Defining a metric to measure at this stage is useful to gauge the level of normalcy within your system. These could include metrics such as error rates or latency.
- Design real-world events
At this stage, you will outline and introduce real-world events that could potentially cause disruptions to your system such as those that occur within hardware or server or any other external event that could lead to outages in your system such as a sudden spike in traffic, hardware failures, network latency or any event that could potentially disrupt the steady state of the system.
- Run the experiment
After defining your system’s normal behavior and the events that could disrupt it, experiments can then be run on your system preferably in a production environment to measure the impact of the failure to gain a better understanding of your system’s real-world behavior.
This will also allow you to prove or disprove your hypothesis. The harder it is to cause an outage in the system, the more confident you can be in your system’s resilience.
However, keep in mind that since your experiments are run in production, it’s important to minimize the blast radius in case something goes wrong. This will ensure that any adverse effects are kept at a minimum and if things go smoothly, you can then gradually increase this radius till it reaches full scale. It’s also wise to have a roll back plan if something does go wrong.
- Monitor results
The experiment should give you a clear idea of what’s working and of what needs to be improved by looking for a difference between the control and experimental group. Teams can then make the necessary changes as they’re able to identify what led to the outage or disruption to the service, if relevant.
Why we should break things on purpose: Benefits of chaos engineering
We can look at chaos engineering as a sort of safeguard that helps prevent worst case scenarios from happening and impacting the user experience before they actually happen.
Consequently, chaos engineering has a number of benefits.
Increased reliability and resilience
As we’ve already mentioned, running such controlled chaos experiments will help determine your system’s capabilities, thereby preparing the system against unexpected failures.
Information gathered from these experiments can be used to strengthen your system and increase its resilience by locating potential weaknesses and finding ways to resolve them.
In other words, by learning what failure scenarios to prepare for, teams can improve and speed up their response to troubleshooting incidents.
Enhanced user experience
By strengthening your system, it is less likely that it will experience major outages and downtime that could negatively affect the user experience. It allows you to pinpoint issues and problems before they actually become customer pain points.
This will, in turn, result in improved user experience and increased customer satisfaction as you are now releasing high performing, more resilient software.
Reduced revenue loss
By running chaos experiments, companies can prevent lengthy disruptions and outages to the system, which otherwise could lead to losses in revenue as well as high maintenance costs.
Improved confidence in the system
The insights gathered from these experiments can help teams build more resilient and robust systems.
This means that teams, by predicting the unexpected, are prepared for worst-case scenarios, which helps to increase confidence in their systems by having a recovery plan set up for such scenarios.
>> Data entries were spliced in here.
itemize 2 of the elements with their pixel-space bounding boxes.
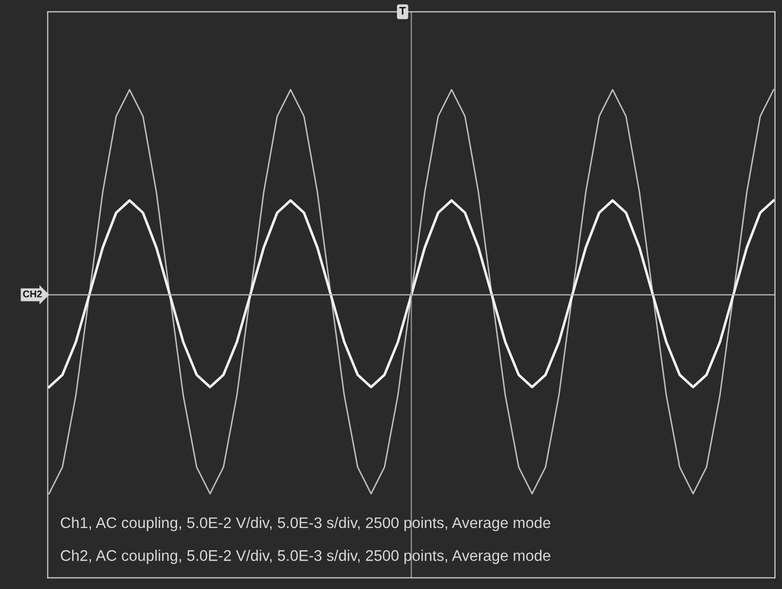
ref-line-label: CH2	[23, 290, 42, 298]
text: T	[399, 7, 406, 15]
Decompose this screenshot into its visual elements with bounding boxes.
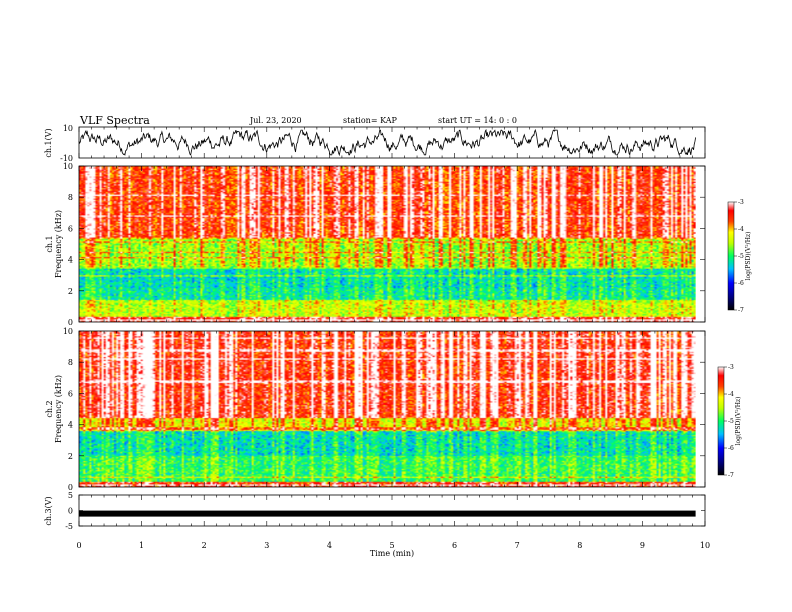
ch2-colorbar-ticks: -3 -4 -5 -6 -7 (724, 364, 734, 479)
time-tick-label: 6 (452, 541, 457, 550)
ch2-spec-x-ticks (78, 331, 706, 487)
time-axis-label: Time (min) (370, 549, 414, 558)
ch2-colorbar-label: log(PSD)(V²/Hz) (735, 397, 742, 446)
y-tick-label: 10 (63, 162, 73, 171)
ch3-signal-band (79, 510, 696, 517)
station-label: station= KAP (343, 116, 398, 125)
ch3-x-ticks (78, 495, 706, 526)
y-tick-label: 4 (68, 256, 73, 265)
colorbar-tick-label: -4 (728, 391, 734, 398)
time-tick-label: 9 (640, 541, 645, 550)
time-axis: 0 1 2 3 4 5 6 7 8 9 10 (76, 541, 710, 550)
ch1-spectrogram-yticks: 0 2 4 6 8 10 (63, 162, 705, 327)
ch1-spectrogram-panel: 0 2 4 6 8 10 ch.1 Frequency (kHz) (45, 162, 706, 327)
y-tick-label: -5 (65, 522, 73, 531)
time-tick-label: 5 (389, 541, 394, 550)
start-time-label: start UT = 14: 0 : 0 (438, 116, 517, 125)
y-tick-label: 2 (68, 287, 73, 296)
y-tick-label: 6 (68, 224, 73, 233)
ch1-freq-axis-label: Frequency (kHz) (54, 210, 63, 278)
ch3-yticks: 5 0 -5 (65, 491, 705, 531)
time-tick-label: 0 (76, 541, 81, 550)
ch1-colorbar-ticks: -3 -4 -5 -6 -7 (734, 199, 744, 314)
y-tick-label: 2 (68, 452, 73, 461)
colorbar-tick-label: -6 (738, 280, 744, 287)
y-tick-label: 0 (68, 483, 73, 492)
time-tick-label: 7 (515, 541, 520, 550)
ch2-freq-axis-label: Frequency (kHz) (54, 375, 63, 443)
colorbar-tick-label: -7 (738, 307, 744, 314)
ch1-waveform-panel: 10 -10 ch.1(V) (44, 124, 706, 163)
ch1-ytick-top: 10 (63, 124, 73, 133)
time-tick-label: 8 (577, 541, 582, 550)
ch1-colorbar-label: log(PSD)(V²/Hz) (745, 232, 752, 281)
ch2-colorbar: -3 -4 -5 -6 -7 log(PSD)(V²/Hz) (717, 364, 742, 479)
y-tick-label: 0 (68, 318, 73, 327)
time-tick-label: 3 (264, 541, 269, 550)
ch3-waveform-panel: 5 0 -5 ch.3(V) (44, 491, 706, 531)
colorbar-tick-label: -3 (738, 199, 744, 206)
y-tick-label: 0 (68, 507, 73, 516)
ch1-spec-label: ch.1 (45, 235, 54, 252)
colorbar-tick-label: -3 (728, 364, 734, 371)
colorbar-tick-label: -4 (738, 226, 744, 233)
ch1-waveform-line (78, 128, 696, 157)
y-tick-label: 8 (68, 193, 73, 202)
ch1-x-ticks (78, 127, 706, 158)
ch1-ytick-bottom: -10 (60, 154, 73, 163)
colorbar-tick-label: -5 (728, 418, 734, 425)
date-label: Jul. 23, 2020 (249, 116, 302, 125)
time-tick-label: 4 (327, 541, 332, 550)
ch1-spec-x-ticks (78, 166, 706, 322)
y-tick-label: 8 (68, 358, 73, 367)
time-tick-label: 2 (202, 541, 207, 550)
y-tick-label: 10 (63, 327, 73, 336)
ch2-spec-label: ch.2 (45, 400, 54, 417)
y-tick-label: 4 (68, 421, 73, 430)
colorbar-tick-label: -5 (738, 253, 744, 260)
figure-title: VLF Spectra (79, 114, 150, 127)
ch2-spectrogram-image (79, 331, 696, 487)
ch2-spectrogram-yticks: 0 2 4 6 8 10 (63, 327, 705, 492)
colorbar-tick-label: -6 (728, 445, 734, 452)
time-tick-label: 1 (139, 541, 144, 550)
ch3-ylabel: ch.3(V) (44, 496, 53, 525)
ch1-ylabel: ch.1(V) (44, 128, 53, 157)
time-tick-label: 10 (700, 541, 710, 550)
ch1-spectrogram-image (79, 166, 696, 322)
ch1-colorbar: -3 -4 -5 -6 -7 log(PSD)(V²/Hz) (727, 199, 752, 314)
colorbar-tick-label: -7 (728, 472, 734, 479)
ch2-spectrogram-panel: 0 2 4 6 8 10 ch.2 Frequency (kHz) (45, 327, 706, 492)
y-tick-label: 6 (68, 389, 73, 398)
y-tick-label: 5 (68, 491, 73, 500)
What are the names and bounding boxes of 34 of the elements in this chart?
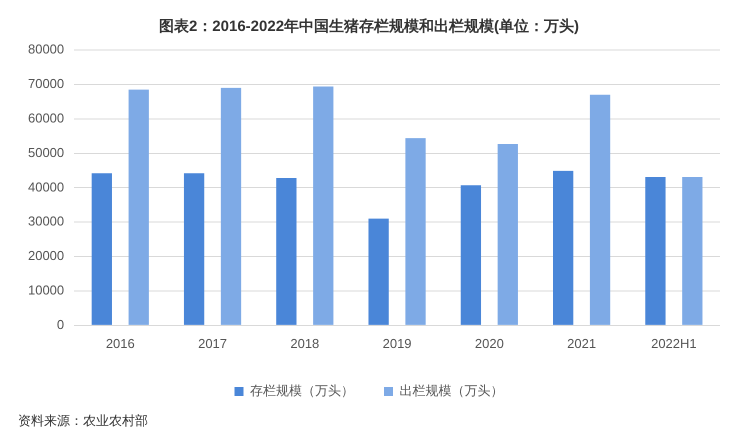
bar [682, 177, 702, 325]
x-tick-label: 2022H1 [651, 336, 697, 351]
bar [313, 86, 334, 325]
y-tick-label: 0 [56, 316, 64, 332]
bar [92, 173, 112, 325]
y-tick-label: 30000 [28, 214, 64, 229]
y-tick-label: 40000 [28, 179, 64, 194]
y-tick-label: 20000 [28, 248, 64, 264]
text: 资料来源：农业农村部 [17, 412, 149, 430]
chart-title: 图表2：2016-2022年中国生猪存栏规模和出栏规模(单位：万头) [158, 18, 580, 36]
x-tick-label: 2016 [106, 336, 135, 351]
bar [128, 90, 149, 325]
y-tick-label: 50000 [28, 144, 64, 160]
x-tick-label: 2020 [474, 336, 504, 351]
x-tick-label: 2017 [198, 336, 228, 351]
y-tick-label: 10000 [28, 282, 64, 298]
bar [276, 178, 297, 325]
x-tick-label: 2018 [290, 336, 320, 351]
y-tick-label: 60000 [28, 110, 64, 126]
bar [184, 173, 204, 325]
bar [553, 170, 574, 325]
bar [498, 144, 518, 325]
x-tick-label: 2019 [382, 336, 412, 351]
bar [368, 218, 389, 325]
bar [645, 177, 666, 325]
bar [220, 88, 242, 325]
bar [590, 94, 610, 325]
legend-label: 存栏规模（万头） [250, 383, 354, 398]
y-tick-label: 70000 [28, 76, 64, 92]
y-tick-label: 80000 [28, 42, 64, 57]
x-tick-label: 2021 [567, 336, 596, 351]
bar [405, 138, 426, 325]
bar [460, 185, 482, 325]
legend-label: 出栏规模（万头） [400, 383, 504, 398]
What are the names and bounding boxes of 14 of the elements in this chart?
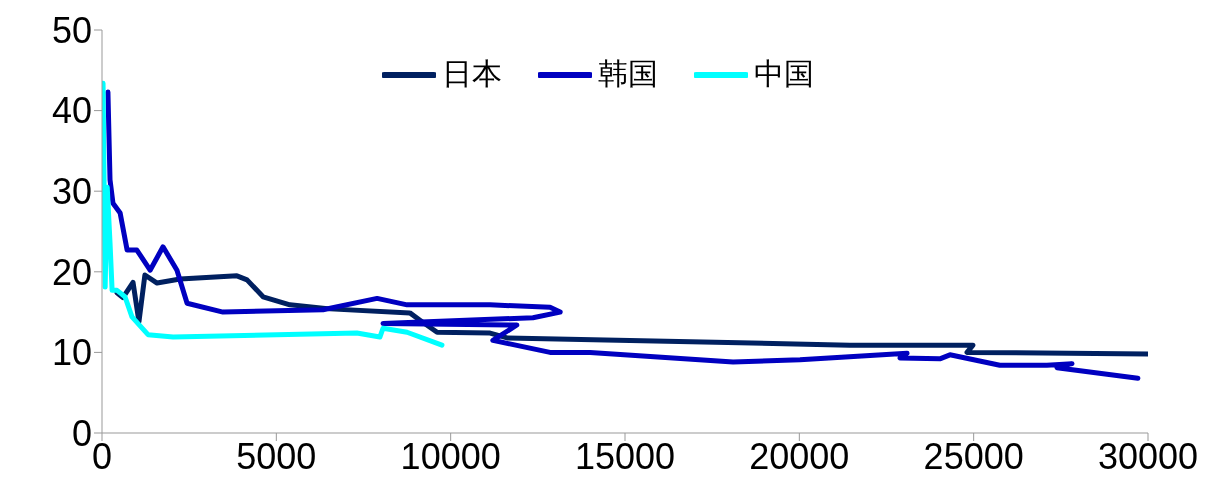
x-tick-label: 10000 [400, 435, 501, 477]
x-tick-label: 30000 [1097, 435, 1199, 477]
legend-label: 日本 [442, 55, 502, 93]
y-tick-label: 50 [51, 9, 92, 51]
legend-label: 韩国 [598, 55, 658, 93]
x-tick-label: 25000 [923, 435, 1024, 477]
y-tick-label: 20 [51, 251, 92, 293]
y-tick-label: 30 [51, 170, 92, 212]
x-tick-label: 5000 [236, 435, 317, 477]
y-tick-label: 10 [51, 332, 92, 374]
x-tick-label: 15000 [574, 435, 676, 477]
legend-label: 中国 [754, 55, 814, 93]
y-tick-label: 40 [51, 90, 92, 132]
x-tick-label: 20000 [749, 435, 850, 477]
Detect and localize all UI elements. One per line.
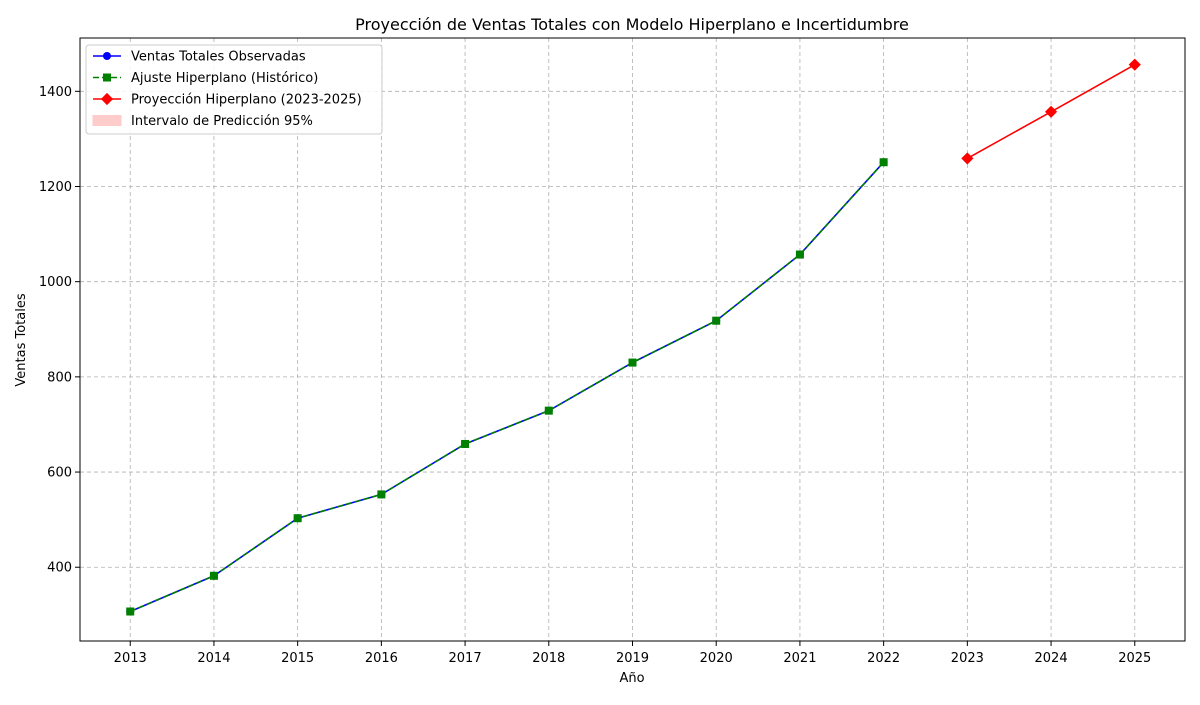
series-layer bbox=[126, 58, 1141, 616]
x-axis-label: Año bbox=[619, 671, 644, 686]
data-point bbox=[377, 490, 386, 499]
x-tick-label: 2024 bbox=[1035, 651, 1068, 666]
legend-label: Ajuste Hiperplano (Histórico) bbox=[131, 71, 318, 86]
y-tick-label: 600 bbox=[47, 466, 72, 481]
data-point bbox=[961, 152, 974, 165]
data-point bbox=[126, 607, 135, 616]
x-axis-ticks: 2013 2014 2015 2016 2017 2018 2019 2020 2021 2022… bbox=[114, 641, 1151, 666]
y-axis-label: Ventas Totales bbox=[14, 293, 29, 386]
x-tick-label: 2014 bbox=[197, 651, 230, 666]
data-point bbox=[795, 250, 804, 259]
legend-label: Intervalo de Predicción 95% bbox=[131, 114, 313, 129]
chart-title: Proyección de Ventas Totales con Modelo … bbox=[355, 15, 909, 34]
y-tick-label: 800 bbox=[47, 370, 72, 385]
x-tick-label: 2019 bbox=[616, 651, 649, 666]
data-point bbox=[1044, 105, 1058, 118]
legend-marker bbox=[103, 73, 111, 82]
series-3 bbox=[961, 58, 1141, 165]
legend-marker bbox=[103, 52, 111, 60]
x-tick-label: 2016 bbox=[365, 651, 398, 666]
series-line bbox=[129, 161, 885, 613]
legend-items: Ventas Totales Observadas Ajuste Hiperpla… bbox=[92, 50, 362, 129]
y-tick-label: 1400 bbox=[39, 85, 72, 100]
data-point bbox=[628, 358, 637, 367]
x-tick-label: 2017 bbox=[449, 651, 482, 666]
data-point bbox=[1128, 58, 1141, 71]
y-tick-label: 1200 bbox=[39, 180, 72, 195]
series-2 bbox=[126, 158, 888, 616]
legend-band-swatch bbox=[92, 115, 122, 126]
series-line bbox=[129, 161, 885, 613]
legend: Ventas Totales Observadas Ajuste Hiperpla… bbox=[85, 44, 383, 135]
x-tick-label: 2025 bbox=[1118, 651, 1151, 666]
data-point bbox=[712, 316, 721, 325]
y-tick-label: 1000 bbox=[39, 275, 72, 290]
x-tick-label: 2023 bbox=[951, 651, 984, 666]
x-tick-label: 2022 bbox=[867, 651, 900, 666]
data-point bbox=[209, 571, 218, 580]
series-1 bbox=[126, 158, 888, 616]
y-tick-label: 400 bbox=[47, 561, 72, 576]
legend-frame bbox=[85, 44, 383, 135]
data-point bbox=[461, 439, 470, 448]
legend-marker bbox=[100, 92, 114, 106]
x-tick-label: 2021 bbox=[783, 651, 816, 666]
legend-label: Proyección Hiperplano (2023-2025) bbox=[131, 93, 362, 108]
x-tick-label: 2020 bbox=[700, 651, 733, 666]
y-axis-ticks: 400 600 800 1000 1200 1400 bbox=[39, 85, 80, 576]
x-tick-label: 2015 bbox=[281, 651, 314, 666]
data-point bbox=[879, 158, 888, 167]
x-tick-label: 2013 bbox=[114, 651, 147, 666]
x-tick-label: 2018 bbox=[532, 651, 565, 666]
data-point bbox=[293, 514, 302, 523]
grid bbox=[80, 38, 1185, 641]
data-point bbox=[544, 406, 553, 415]
legend-label: Ventas Totales Observadas bbox=[131, 50, 306, 65]
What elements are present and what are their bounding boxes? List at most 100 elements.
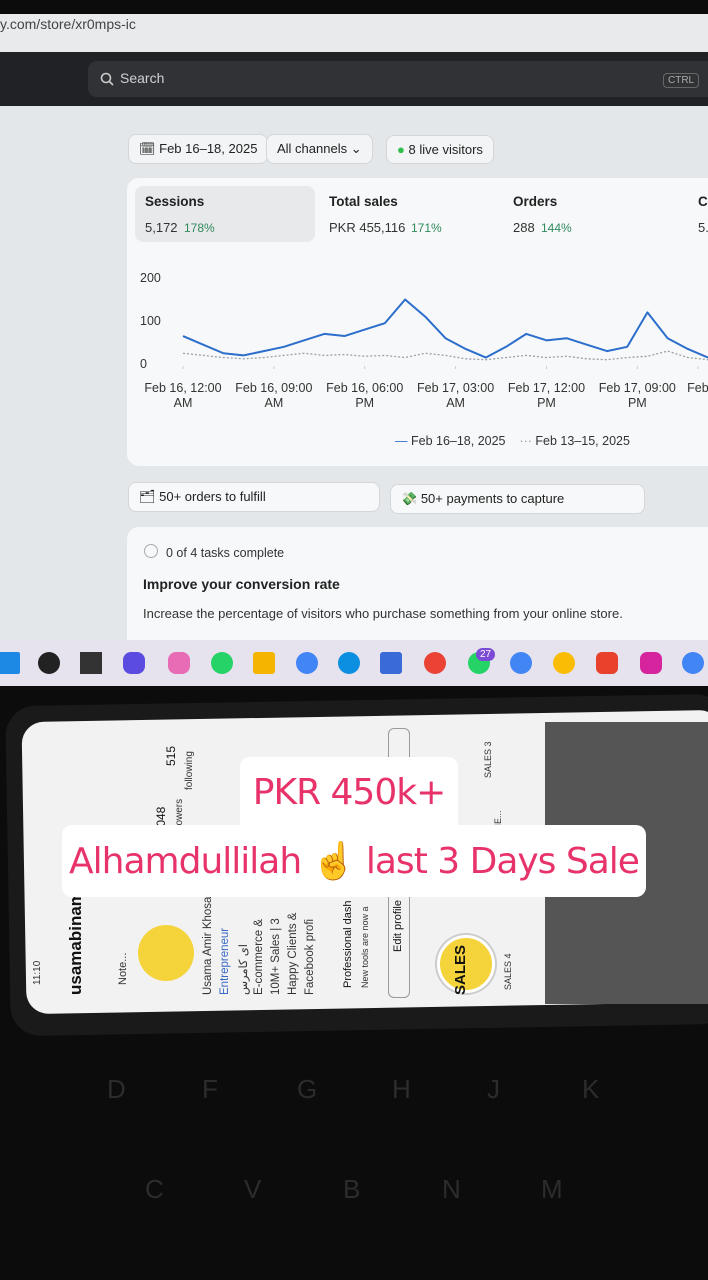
x-tick-label: Feb 16, 09:00 AM bbox=[235, 381, 313, 410]
search-box[interactable]: Search CTRL bbox=[88, 61, 708, 97]
taskbar-icon bbox=[211, 652, 233, 674]
highlight bbox=[437, 935, 495, 993]
visitors-text: 8 live visitors bbox=[408, 142, 483, 157]
tasks-card: 0 of 4 tasks complete Improve your conve… bbox=[127, 527, 708, 642]
taskbar-icon bbox=[80, 652, 102, 674]
note: Note... bbox=[117, 952, 129, 985]
x-tick-label: Feb 17, 12:00 PM bbox=[507, 381, 586, 410]
search-icon bbox=[100, 72, 114, 86]
edit-profile: Edit profile bbox=[392, 900, 404, 952]
overlay-line1: PKR 450k+ bbox=[252, 772, 447, 813]
taskbar-icon bbox=[0, 652, 20, 674]
metric-value: 288 bbox=[513, 220, 535, 235]
taskbar-icon bbox=[424, 652, 446, 674]
key-label: G bbox=[297, 1074, 318, 1104]
key-label: F bbox=[202, 1074, 218, 1104]
taskbar-icon bbox=[338, 652, 360, 674]
orders-action[interactable]: 🗂 50+ orders to fulfill bbox=[128, 482, 380, 512]
url: y.com/store/xr0mps-ic bbox=[0, 16, 136, 32]
bio-line: Facebook profi bbox=[304, 918, 316, 995]
orders-text: 50+ orders to fulfill bbox=[159, 489, 266, 504]
metric-label: Total sales bbox=[329, 194, 398, 209]
x-tick-label: Feb bbox=[687, 381, 708, 395]
bio-line: Usama Amir Khosa bbox=[202, 896, 214, 995]
chart: 0 100 200 bbox=[140, 271, 708, 371]
bio-line: E-commerce & bbox=[253, 918, 265, 995]
bio-line: ای کامرس bbox=[238, 944, 250, 995]
following-count: 515 bbox=[164, 745, 178, 766]
dashboard: Professional dash bbox=[342, 900, 354, 988]
metric-change: 144% bbox=[541, 221, 572, 235]
legend-entry: Feb 13–15, 2025 bbox=[535, 434, 630, 448]
taskbar-icon bbox=[640, 652, 662, 674]
metric-label: Orders bbox=[513, 194, 558, 209]
key-label: V bbox=[244, 1174, 262, 1204]
taskbar-icon bbox=[510, 652, 532, 674]
progress-ring bbox=[144, 544, 158, 558]
key-label: B bbox=[343, 1174, 361, 1204]
username: usamabinam bbox=[66, 891, 85, 995]
y-tick-label: 100 bbox=[140, 314, 161, 328]
highlight-badge: SALES bbox=[452, 944, 469, 995]
key-label: J bbox=[487, 1074, 500, 1104]
time: 11:10 bbox=[32, 960, 43, 985]
y-tick-label: 200 bbox=[140, 271, 161, 285]
x-tick-label: Feb 17, 03:00 AM bbox=[417, 381, 495, 410]
key-label: K bbox=[582, 1074, 600, 1104]
taskbar-icon bbox=[596, 652, 618, 674]
key-label: M bbox=[541, 1174, 563, 1204]
taskbar-icon bbox=[123, 652, 145, 674]
taskbar-icon bbox=[553, 652, 575, 674]
tasks-title: Improve your conversion rate bbox=[143, 576, 340, 592]
visitors: ● 8 live visitors bbox=[386, 135, 494, 164]
key-label: N bbox=[442, 1174, 461, 1204]
metric-selected[interactable] bbox=[135, 186, 315, 242]
legend-entry: Feb 16–18, 2025 bbox=[410, 434, 506, 448]
metric-label: C bbox=[698, 194, 708, 209]
tasks-progress: 0 of 4 tasks complete bbox=[166, 546, 285, 560]
bio-line: Happy Clients & bbox=[287, 912, 299, 995]
channel-filter[interactable]: All channels ⌄ bbox=[266, 134, 373, 164]
highlight-name: SALES 3 bbox=[483, 741, 493, 778]
taskbar-icon bbox=[380, 652, 402, 674]
x-tick-label: Feb 16, 06:00 PM bbox=[326, 381, 404, 410]
x-tick-label: Feb 17, 09:00 PM bbox=[598, 381, 676, 410]
following: following bbox=[184, 751, 195, 790]
metric-change: 171% bbox=[411, 221, 442, 235]
taskbar-icon bbox=[38, 652, 60, 674]
key-label: D bbox=[107, 1074, 126, 1104]
avatar bbox=[138, 925, 194, 981]
metric-label: Sessions bbox=[145, 194, 205, 209]
top-bar: Search CTRL bbox=[0, 52, 708, 106]
overlay-line2: Alhamdullilah ☝️ last 3 Days Sale bbox=[69, 841, 640, 882]
channels: All channels bbox=[277, 141, 348, 156]
taskbar-icon bbox=[168, 652, 190, 674]
series-line bbox=[182, 298, 708, 359]
x-tick-label: Feb 16, 12:00 AM bbox=[144, 381, 222, 410]
shortcut: CTRL bbox=[663, 73, 700, 88]
overlay-box bbox=[240, 757, 458, 827]
tasks-description: Increase the percentage of visitors who … bbox=[143, 606, 623, 621]
key-label: H bbox=[392, 1074, 411, 1104]
payments-text: 50+ payments to capture bbox=[420, 491, 565, 506]
metric-change: 178% bbox=[184, 221, 215, 235]
taskbar-icon bbox=[682, 652, 704, 674]
metric-value: PKR 455,116 bbox=[329, 220, 406, 235]
y-tick-label: 0 bbox=[140, 357, 147, 371]
address-bar: y.com/store/xr0mps-ic bbox=[0, 14, 708, 52]
payments-action[interactable]: 💸 50+ payments to capture bbox=[390, 484, 645, 514]
date: Feb 16–18, 2025 bbox=[159, 141, 258, 156]
taskbar-icon bbox=[253, 652, 275, 674]
highlight-name: SALES 4 bbox=[503, 953, 513, 990]
bio-line: Entrepreneur bbox=[219, 927, 231, 995]
dashboard-sub: New tools are now a bbox=[360, 906, 370, 988]
metric-value: 5,172 bbox=[145, 220, 178, 235]
overlay-box bbox=[62, 825, 646, 897]
badge: 27 bbox=[476, 648, 496, 661]
bio-line: 10M+ Sales | 3 bbox=[270, 918, 282, 995]
taskbar-icon bbox=[296, 652, 318, 674]
metric-value: 5. bbox=[698, 220, 708, 235]
key-label: C bbox=[145, 1174, 164, 1204]
legend: — Feb 16–18, 2025 ··· Feb 13–15, 2025 bbox=[395, 434, 630, 448]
Nonetheless, organizations should still carefully consider the challenges of chaos engineering before implementing it as, despite its benefits, it can also be costly and time-consuming.
Unleashing chaos for better digital experiences
As we’ve seen, chaos engineering is an essential practice when it comes to creating uninterrupted, seamless digital experiences for your customers.
It’s not just breaking things for the sake of breaking things; it’s a way to gain insight on how a system behaves and to gauge its resilience. In other words, chaos engineering is not only breaking things, but it’s also about fixing weaknesses in a system to build its resilience by exposing hidden threats thereby minimizing risk.
It’s important to note that chaos engineering isn’t meant to replace the other types of testing that are carried out throughout the software development life cycle but instead to complement these tests to provide a high performing system.
Finally, chaos engineering has an important role in DevOps. At the heart of DevOps is the idea of continuous improvement, which is why integrating chaos engineering into a DevOps methodology is essential to mitigate security risks. It’s also a way for DevOps teams to deal with the rising complexity of applications nowadays.
Consequently, introducing chaos experiments into your DevOps CI/CD pipeline will help teams detect hidden issues more quickly, which grows confidence in the system enabling them to deploy faster to end-users.